The WHO team found no proof of live mammals being sold at the Wuhan market, which was linked to early COVID-19 cases, and quoted market authorities saying that there was no illegal trade of wildlife there. A study later suggested that the Wuhan market was the site of widespread trading in illegal caged wildlife, providing evidence that the virus could have jumped naturally from market animals to humans.
The WHIO-led team had initially declared that a lab accident was an extremely unlikely cause of the pandemic. However, WHO Director-General Tedros Adhanom Ghebreyesus later called for further investigation into the lab-leak hypothesis.
In an earlier report, the WSJ had revealed that a disused copper mine area in southwest China had become the subterranean home of the close known virus to the one that causes COVID-19. In April 2012, six miners fell sick with a mysterious illness after entering the mine to clear bat guano, out of which three died.
Unanswered doubts about the miners' illness, the viruses found at the site and the research done with them elevated into the mainstream an idea that was once dismissed as a conspiracy theory, that the SARS-COV-2 might have leaked from a lab in Wuhan. China has vehemently denied that the virus came from Wuhan.
Now, the WHO-led investigators have pushed for the second phase of research into the origins of the virus, warning that the time was running to examine blood samples and other important clues in China.
Meanwhile, the WSJ disclosed a US intelligence report asserting that three WIV researchers became sufficiently ill in November 2019 to seek hospital care.
In late May, US President Joe Biden ordered that US intelligence agencies report to him within 90 days on how the virus emerged, with a focus on two scenarios--whether the coronavirus came from human contact with an infected animal or from a laboratory accident.
In the meantime, scientists around the world and organizations such as the American Red Cross and the US Centers for Disease Control and Prevention (CDC) are looking for new clues in frozen blood, searching for COVID-19 antibodies or signs of infection.
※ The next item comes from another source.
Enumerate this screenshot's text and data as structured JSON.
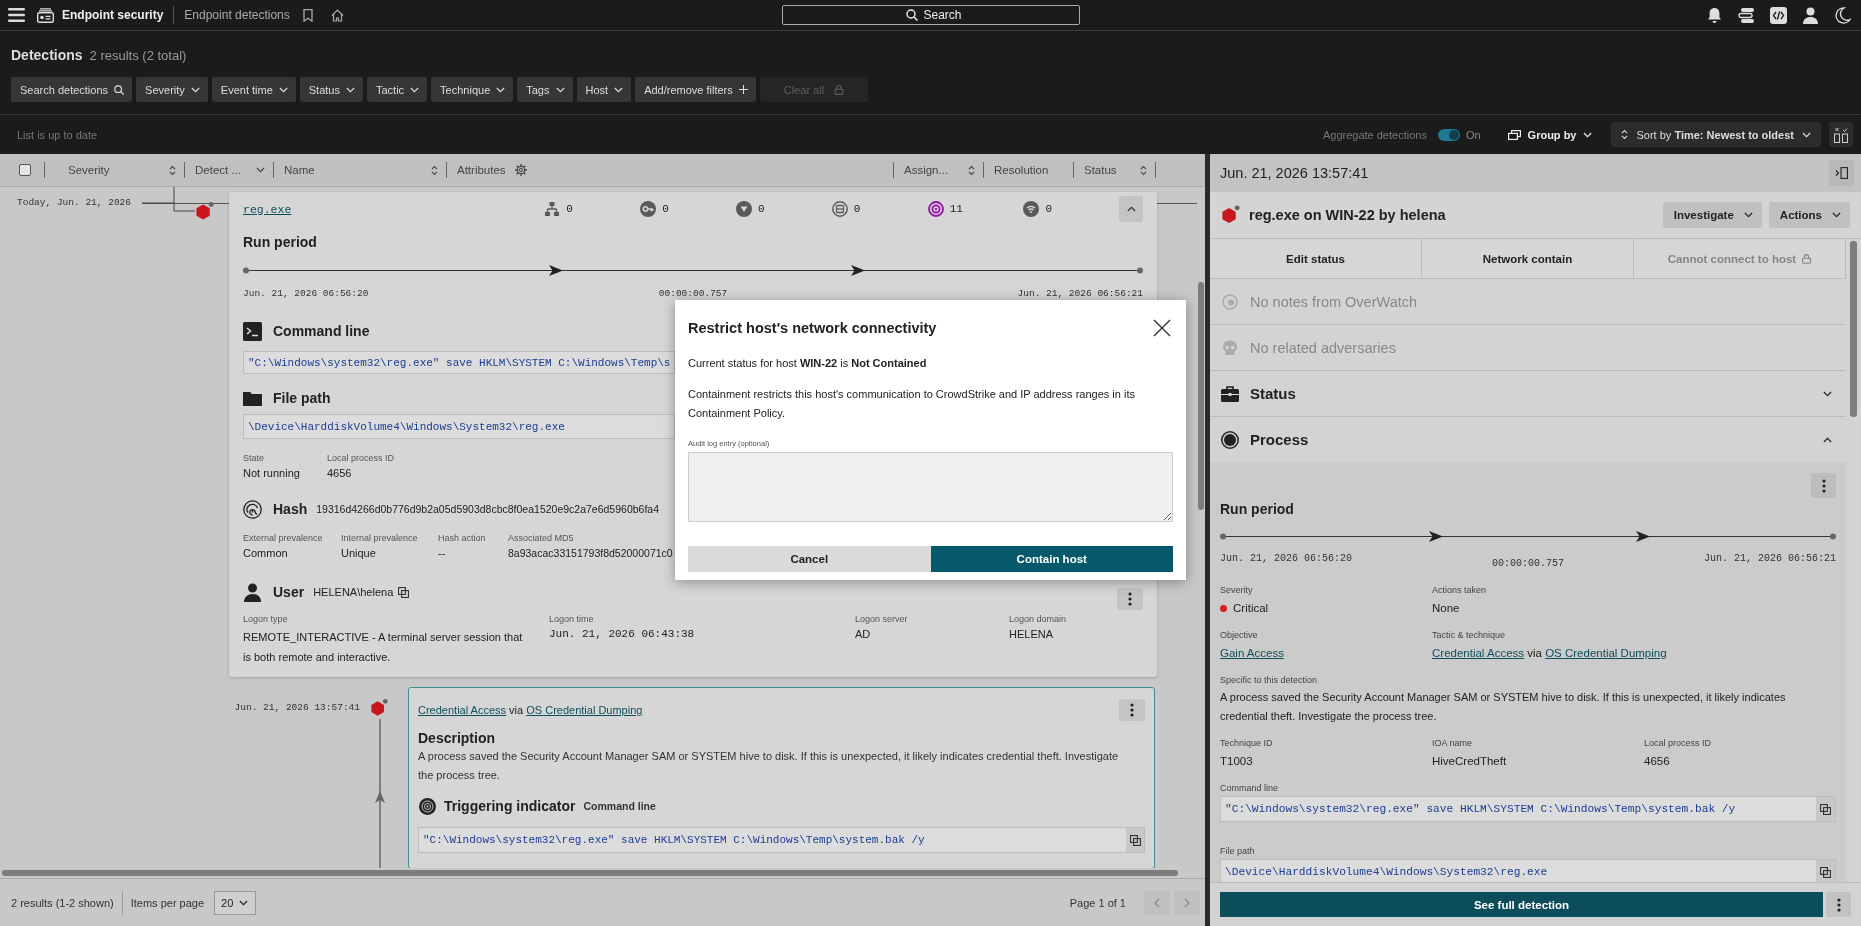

Other independent scientists are also trying to piece together a picture of how the virus could have been evolving before it exploded in late 2019.
A new report recently revealed that China deleted early coronavirus data in a possible bid to conceal its origins -- hence impeding the WHO's probe of the virus.
At least four recent studies have identified coronaviruses closely related to the pandemic strain in bats and pangolins in Southeast Asia and Japan, a sign that these pathogens are more widespread than previously known and that there was ample opportunity for the virus to evolve, according to WSJ.
Last month, an explosive study has found that Chinese scientists created the virus in a lab in Wuhan, then tried to cover their tracks by reverse-engineering versions of the virus to make it look like it evolved naturally from bats.
The novel coronavirus SARS-CoV-2 virus has no "credible natural ancestor" and was created by Chinese scientists who were working on a 'Gain of Function' project in a Wuhan lab, according to a report by British professor Angus Dalgleish and Norwegian scientist Dr Birger Sorensen.